A decent return in those games against teams that played in Division Two last year would set them up nicely for the remainder of the campaign.
“We look to make Corrigan a tough place to come to and you’ve seen that with the hurlers,” Healy noted.
“You never know what you’re going to get with the weather there.
“Last year, one of the games we decided to play against the wind in the first half but by the time we came out for the second the wind had changed direction. That makes it a tough place to come so we want to make it even harder.
“We’ve Offaly and then Down away next Saturday night, which is an Ulster derby and a will be a big game before a week off, so you want to head into that in good shape.”
Antrim's Division Three opposition (compiled by Louis McKeown)
Offaly (Corrigan Park, January 29)
Offaly find themselves in division three this year after suppering relegation in 2022.
They came second bottom last with three points and were eliminated in last year’s All Ireland Senior Football Championship at the preliminary stage in the Leinster Championship. Offaly won the U20 All-Ireland Football Championship in 2021 and therefore prove that they have talented footballers and will have ambitions to bounce back this season.

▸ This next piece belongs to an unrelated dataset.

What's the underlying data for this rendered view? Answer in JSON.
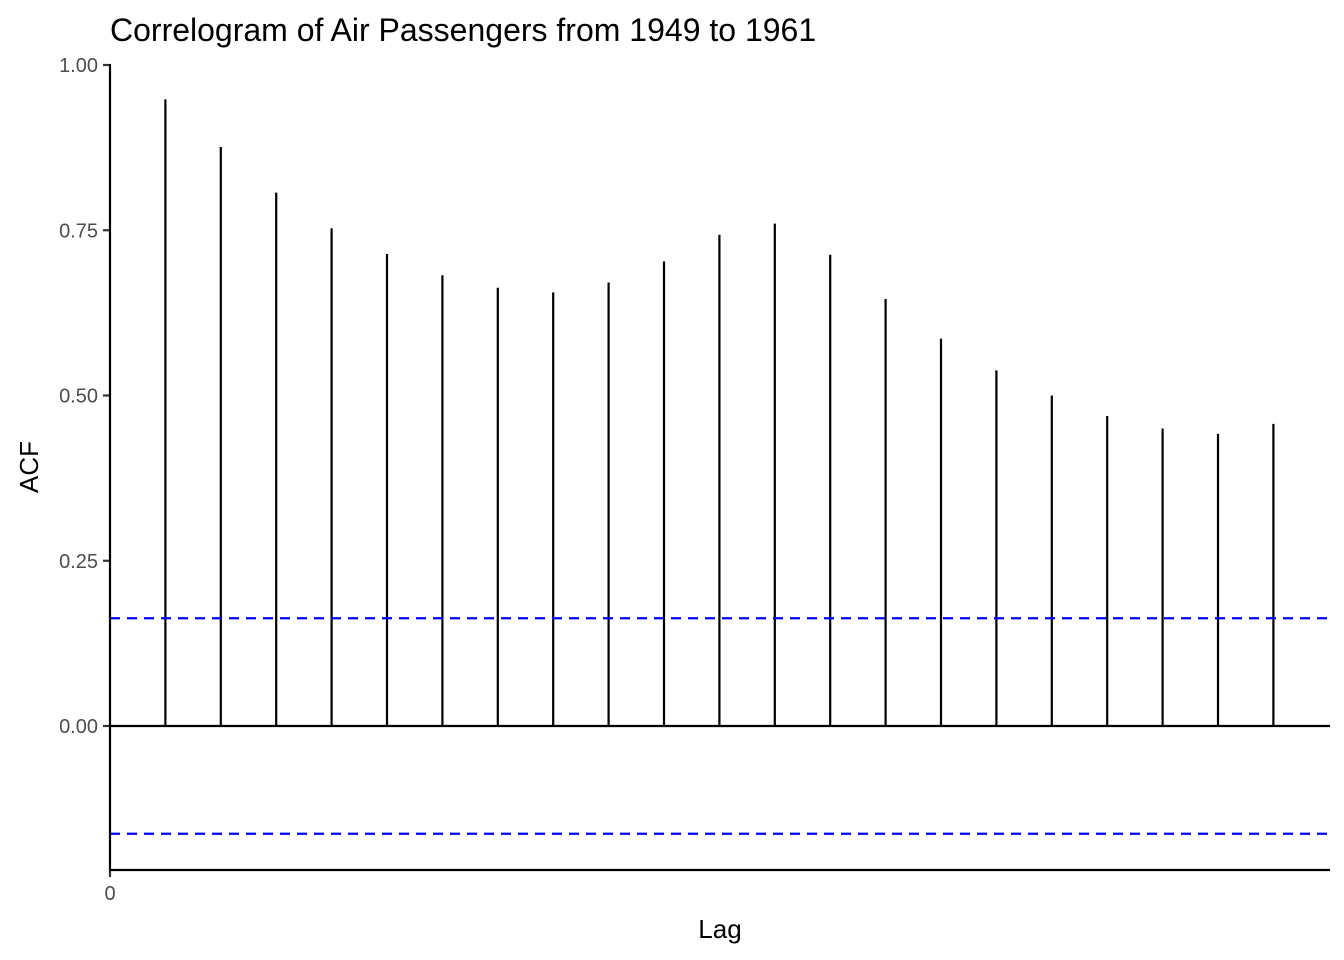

Down (Páirc Esler, February 4)
Down only received one point in last year’s Division Two, therefore finding themselves in Division Three this year. Conor Laverty is hoping to add a bit of magic to the squad and a solid McKenna Cup campaigns suggests the Mouremen may be about to turn a corner and will be targeting promotion. Down had been on a downward spiral with poor League and Championship performances, but may be a tougher proposition in 2023.
Tipperary (FBD Semple Stadium, February 19)

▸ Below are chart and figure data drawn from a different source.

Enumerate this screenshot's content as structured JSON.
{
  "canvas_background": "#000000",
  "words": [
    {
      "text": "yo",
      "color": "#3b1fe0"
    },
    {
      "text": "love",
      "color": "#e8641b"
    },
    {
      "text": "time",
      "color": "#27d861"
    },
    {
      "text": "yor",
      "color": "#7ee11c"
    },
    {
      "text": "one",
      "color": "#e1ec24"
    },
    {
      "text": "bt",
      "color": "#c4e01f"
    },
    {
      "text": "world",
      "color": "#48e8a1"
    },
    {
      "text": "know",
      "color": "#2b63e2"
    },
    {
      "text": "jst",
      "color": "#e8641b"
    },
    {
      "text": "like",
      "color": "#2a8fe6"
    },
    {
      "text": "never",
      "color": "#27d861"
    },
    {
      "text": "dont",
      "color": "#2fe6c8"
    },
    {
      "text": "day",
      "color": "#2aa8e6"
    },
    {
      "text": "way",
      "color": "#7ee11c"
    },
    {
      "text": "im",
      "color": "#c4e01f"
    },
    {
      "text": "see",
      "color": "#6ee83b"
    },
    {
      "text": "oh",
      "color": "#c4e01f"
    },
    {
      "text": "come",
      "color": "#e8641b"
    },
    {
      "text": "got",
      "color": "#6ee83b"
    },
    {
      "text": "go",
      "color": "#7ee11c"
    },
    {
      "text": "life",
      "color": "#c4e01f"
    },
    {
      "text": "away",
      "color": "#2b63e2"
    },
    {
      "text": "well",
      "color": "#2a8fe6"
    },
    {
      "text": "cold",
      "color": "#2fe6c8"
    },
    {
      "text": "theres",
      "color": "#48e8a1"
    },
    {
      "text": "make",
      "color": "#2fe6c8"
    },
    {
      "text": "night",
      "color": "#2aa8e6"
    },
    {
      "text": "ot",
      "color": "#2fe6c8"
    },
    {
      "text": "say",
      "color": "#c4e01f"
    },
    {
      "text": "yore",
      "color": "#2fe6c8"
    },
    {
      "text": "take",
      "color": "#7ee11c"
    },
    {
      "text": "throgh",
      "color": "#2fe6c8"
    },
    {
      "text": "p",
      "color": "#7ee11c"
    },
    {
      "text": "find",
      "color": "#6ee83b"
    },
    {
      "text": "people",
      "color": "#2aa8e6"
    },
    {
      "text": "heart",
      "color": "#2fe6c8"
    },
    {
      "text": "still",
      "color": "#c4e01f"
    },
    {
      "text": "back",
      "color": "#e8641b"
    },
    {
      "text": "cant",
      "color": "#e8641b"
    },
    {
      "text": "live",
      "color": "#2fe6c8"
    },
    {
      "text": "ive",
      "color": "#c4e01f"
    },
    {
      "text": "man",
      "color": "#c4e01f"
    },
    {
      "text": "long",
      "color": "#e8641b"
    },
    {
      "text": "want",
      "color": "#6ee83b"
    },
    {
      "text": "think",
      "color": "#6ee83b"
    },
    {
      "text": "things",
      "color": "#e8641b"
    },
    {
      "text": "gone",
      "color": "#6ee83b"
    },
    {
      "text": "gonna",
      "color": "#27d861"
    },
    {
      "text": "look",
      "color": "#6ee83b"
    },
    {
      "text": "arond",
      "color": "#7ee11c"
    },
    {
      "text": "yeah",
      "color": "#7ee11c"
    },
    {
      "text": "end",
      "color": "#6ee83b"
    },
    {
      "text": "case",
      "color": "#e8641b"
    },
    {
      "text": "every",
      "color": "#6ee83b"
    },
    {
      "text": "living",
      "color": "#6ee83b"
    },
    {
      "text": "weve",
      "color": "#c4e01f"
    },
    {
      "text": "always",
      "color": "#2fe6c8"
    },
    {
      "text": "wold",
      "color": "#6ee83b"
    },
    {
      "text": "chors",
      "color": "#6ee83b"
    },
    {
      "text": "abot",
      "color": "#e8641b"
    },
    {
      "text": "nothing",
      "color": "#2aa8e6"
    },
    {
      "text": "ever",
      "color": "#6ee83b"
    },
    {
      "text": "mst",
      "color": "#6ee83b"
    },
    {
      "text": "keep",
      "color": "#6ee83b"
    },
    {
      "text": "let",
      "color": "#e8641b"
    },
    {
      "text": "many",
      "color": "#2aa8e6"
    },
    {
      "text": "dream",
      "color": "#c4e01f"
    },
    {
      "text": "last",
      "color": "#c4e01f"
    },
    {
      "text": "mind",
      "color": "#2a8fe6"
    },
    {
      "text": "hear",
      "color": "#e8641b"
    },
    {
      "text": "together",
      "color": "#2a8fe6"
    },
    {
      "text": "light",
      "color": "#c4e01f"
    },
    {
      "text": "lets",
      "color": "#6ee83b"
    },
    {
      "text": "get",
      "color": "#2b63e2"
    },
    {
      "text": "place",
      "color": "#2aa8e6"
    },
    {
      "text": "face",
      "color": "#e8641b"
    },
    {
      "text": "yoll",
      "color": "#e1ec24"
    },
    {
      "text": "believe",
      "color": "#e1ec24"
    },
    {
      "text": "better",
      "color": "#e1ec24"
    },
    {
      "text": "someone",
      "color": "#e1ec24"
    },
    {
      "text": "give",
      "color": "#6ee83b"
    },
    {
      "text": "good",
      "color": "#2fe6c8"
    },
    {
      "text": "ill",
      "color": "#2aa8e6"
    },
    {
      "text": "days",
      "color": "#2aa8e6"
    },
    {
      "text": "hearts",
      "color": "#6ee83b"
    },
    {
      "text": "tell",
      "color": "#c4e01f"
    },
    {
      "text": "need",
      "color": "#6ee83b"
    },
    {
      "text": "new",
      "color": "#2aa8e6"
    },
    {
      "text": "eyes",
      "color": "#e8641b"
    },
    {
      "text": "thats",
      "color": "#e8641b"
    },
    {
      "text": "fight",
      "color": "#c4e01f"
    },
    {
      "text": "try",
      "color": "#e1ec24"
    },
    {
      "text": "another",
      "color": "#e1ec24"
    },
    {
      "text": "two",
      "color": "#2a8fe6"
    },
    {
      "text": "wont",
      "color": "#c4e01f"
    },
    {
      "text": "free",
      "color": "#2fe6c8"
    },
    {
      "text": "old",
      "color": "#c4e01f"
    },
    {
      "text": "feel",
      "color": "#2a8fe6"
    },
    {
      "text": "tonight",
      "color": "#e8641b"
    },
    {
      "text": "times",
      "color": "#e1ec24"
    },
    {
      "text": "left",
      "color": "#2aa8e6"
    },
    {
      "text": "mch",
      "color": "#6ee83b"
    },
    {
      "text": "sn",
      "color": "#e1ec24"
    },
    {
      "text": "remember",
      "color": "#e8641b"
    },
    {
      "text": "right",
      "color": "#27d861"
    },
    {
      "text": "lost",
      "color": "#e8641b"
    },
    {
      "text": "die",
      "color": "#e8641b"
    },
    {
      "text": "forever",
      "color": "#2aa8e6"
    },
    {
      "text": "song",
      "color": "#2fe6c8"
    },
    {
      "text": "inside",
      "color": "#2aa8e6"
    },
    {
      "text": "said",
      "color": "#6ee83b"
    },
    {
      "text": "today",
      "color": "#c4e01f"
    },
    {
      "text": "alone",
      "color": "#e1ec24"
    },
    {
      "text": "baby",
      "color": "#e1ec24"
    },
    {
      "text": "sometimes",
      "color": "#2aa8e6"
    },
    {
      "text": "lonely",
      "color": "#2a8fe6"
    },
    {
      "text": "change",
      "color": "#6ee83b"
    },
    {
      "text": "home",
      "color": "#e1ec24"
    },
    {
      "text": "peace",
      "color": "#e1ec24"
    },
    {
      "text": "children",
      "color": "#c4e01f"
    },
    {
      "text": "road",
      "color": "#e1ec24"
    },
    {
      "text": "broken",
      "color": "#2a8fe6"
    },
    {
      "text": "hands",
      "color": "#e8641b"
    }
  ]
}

Despite beating Waterford in the preliminary round of the Munster Football Championship, Tipperary bowed out of the All-Ireland last year when they were defeated by Limerick. They managed to achieve promotion last year from Division Four by coming second in the league with 11 points. The Premier County is led by David Power this year, who managed to lead the footballers to an All-Ireland semi-final in 2020.

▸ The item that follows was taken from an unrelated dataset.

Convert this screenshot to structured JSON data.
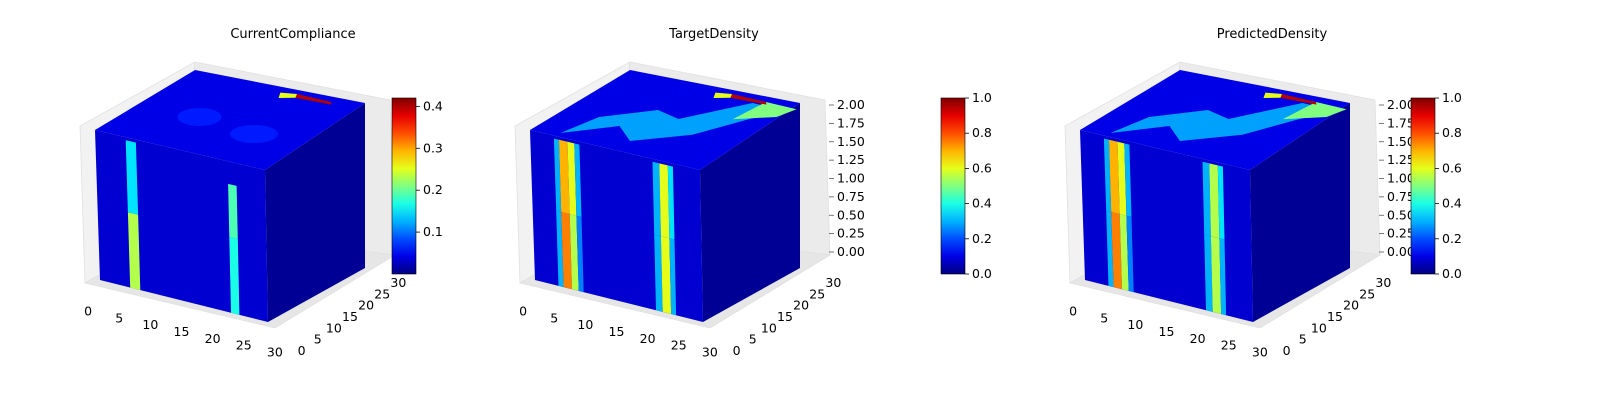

Fermanagh (Corrigan Park, February 25)
Fermanagh legend Kieran Donnelly is in charge of the Erne County this year.
Last year, they came fifth in Division Three and exited at the preliminary stage in the Ulster Championship when they were defeated by Tyrone by seven points. They will be hoping to repeat their performances from the 2004 and 2015 Football Championships when they reached the semi-final and the quarter-final of the All-Ireland respectively.
Westmeath (Mullingar, March 5)
Westmeath retained their place in Division Three by coming third last year and narrowly missed out on promotion to Division Two despite beating Antrim in the final round of games. Dessie Dolan, a former Westmeath player who acts as an occasional commentator for RTÉ, takes over the reins. The county was eliminated at the semi-final of the Leinster Championship last year but claimed the Tailteann Cup and will seek to push on this year.
Cavan (Corrigan Park, March 18)
The All-Ireland semi-finalists of 2020 find themselves in Division Three as they gained promotion last year by topping Division Four with 12 points. Cavan met Antrim in last year’s Ulster Football Championship in the quarter-final, emerging victorious by 13 points, but fell at the next hurdle against Donegal and lost by two goals. They also accounted for Antrim in the McKenna Cup, so the Saffrons will hope to turn the tables in spring.
Longford Glennon Brothers Pearse Park, March 26)
Longford clung onto Division Three status by their fingernails last year, narrowly avoiding relegation due to their points difference. Ex-Dublin star Paddy Christie has been the manager since 2022. Despite losing to Westmeath in last year’s Leinster Football Championship at the quarter-final stage, Longford can boast of having a decent GAA clubs such as Mullinalaghta St Columba’s GAA club, who won the Leinster Club Football Championship in 2109, proving that they have talented footballers and are capable of a better 2023 with Pearse Park something of a fortress.